Star rating - 8/10
I hadn't heard of James Salter until the reviews for his latest novel came out, and after hearing the praise being heaped on him, I felt that I may be missing out on an American literary giant of whom I had been blissfully unaware. So before I tackled this latest book All That Is, I quickly made up for lost time and checked out one of his earlier rated works from 1975, Light Years.
To say I was awe inspired by the beauty of the writing would be an understatement. There was not so much in the way of intricate plot, but his writing made me want to linger in each carefully constructed paragraph, and gently follow his characters along their lives in a gorgeously described journey. So I picked up All That Is with great expectations, so to speak.
And although the power of the description used here is not so immediately striking, it is nevertheless another great book, which deals with similar themes - relationships, longing, desire, and lives lived. Philip Bowman is a young naval officer at sea off Japan when we first meet him, and his second world wartime experiences shape his post war life. He finds success relatively easily, in his white, middle class American milieu, both professionally, and romantically. But his romantic path doesn't run so smoothly, as he settles down to life as a literary editor.

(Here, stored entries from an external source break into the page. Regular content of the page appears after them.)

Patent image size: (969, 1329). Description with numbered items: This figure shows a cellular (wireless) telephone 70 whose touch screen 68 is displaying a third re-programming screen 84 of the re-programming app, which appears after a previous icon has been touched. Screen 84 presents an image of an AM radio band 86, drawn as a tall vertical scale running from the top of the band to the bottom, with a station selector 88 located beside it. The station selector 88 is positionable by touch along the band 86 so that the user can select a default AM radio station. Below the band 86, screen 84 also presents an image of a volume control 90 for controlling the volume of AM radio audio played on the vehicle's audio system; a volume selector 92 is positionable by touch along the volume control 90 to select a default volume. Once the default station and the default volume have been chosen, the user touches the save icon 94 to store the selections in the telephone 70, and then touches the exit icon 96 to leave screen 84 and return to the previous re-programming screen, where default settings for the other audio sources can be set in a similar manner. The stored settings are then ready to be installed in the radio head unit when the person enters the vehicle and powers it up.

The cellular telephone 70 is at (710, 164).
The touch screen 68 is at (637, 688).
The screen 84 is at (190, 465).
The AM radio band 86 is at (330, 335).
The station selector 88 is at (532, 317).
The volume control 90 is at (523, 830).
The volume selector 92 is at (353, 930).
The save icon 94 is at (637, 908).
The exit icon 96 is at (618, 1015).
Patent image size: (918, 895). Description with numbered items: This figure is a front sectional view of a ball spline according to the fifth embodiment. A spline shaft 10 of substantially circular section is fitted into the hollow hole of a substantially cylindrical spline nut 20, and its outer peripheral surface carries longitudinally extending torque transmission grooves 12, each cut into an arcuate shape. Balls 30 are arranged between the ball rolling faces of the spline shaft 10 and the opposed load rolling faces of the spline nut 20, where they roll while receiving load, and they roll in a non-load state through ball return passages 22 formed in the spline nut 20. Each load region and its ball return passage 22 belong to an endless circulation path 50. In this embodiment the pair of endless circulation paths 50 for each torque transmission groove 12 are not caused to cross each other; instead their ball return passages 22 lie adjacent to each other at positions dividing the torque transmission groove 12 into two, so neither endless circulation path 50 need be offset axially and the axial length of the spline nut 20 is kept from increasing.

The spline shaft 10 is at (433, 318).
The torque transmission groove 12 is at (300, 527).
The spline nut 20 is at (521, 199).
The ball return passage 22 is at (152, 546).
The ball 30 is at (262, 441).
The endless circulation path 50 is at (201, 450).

As with his earlier work, the plot just slides along without any majorly dramatic moments, but the effect on the reader of the small interchanges and events is rather like a snowball. It is slightly annoying the way Bowman can find a seemingly never ending succession of beautiful and intelligent women to entangle himself with, without really putting much effort into the search. On the other hand some men of his ilk seem to find themselves living exactly that pattern. And Bowman finds out that easily discovered relationships don't necessarily lead to happiness.
Salter demonstrates again with this novel just what a dazzling brilliant writer he is - and like his characters, he seems to put little effort into the words on the page, allowing them to glide along at their own pace, but behind the smooth facade is obviously a gigantic genius effort at work, creating a beautiful and brilliant book that stays with you long after the reading of it is over.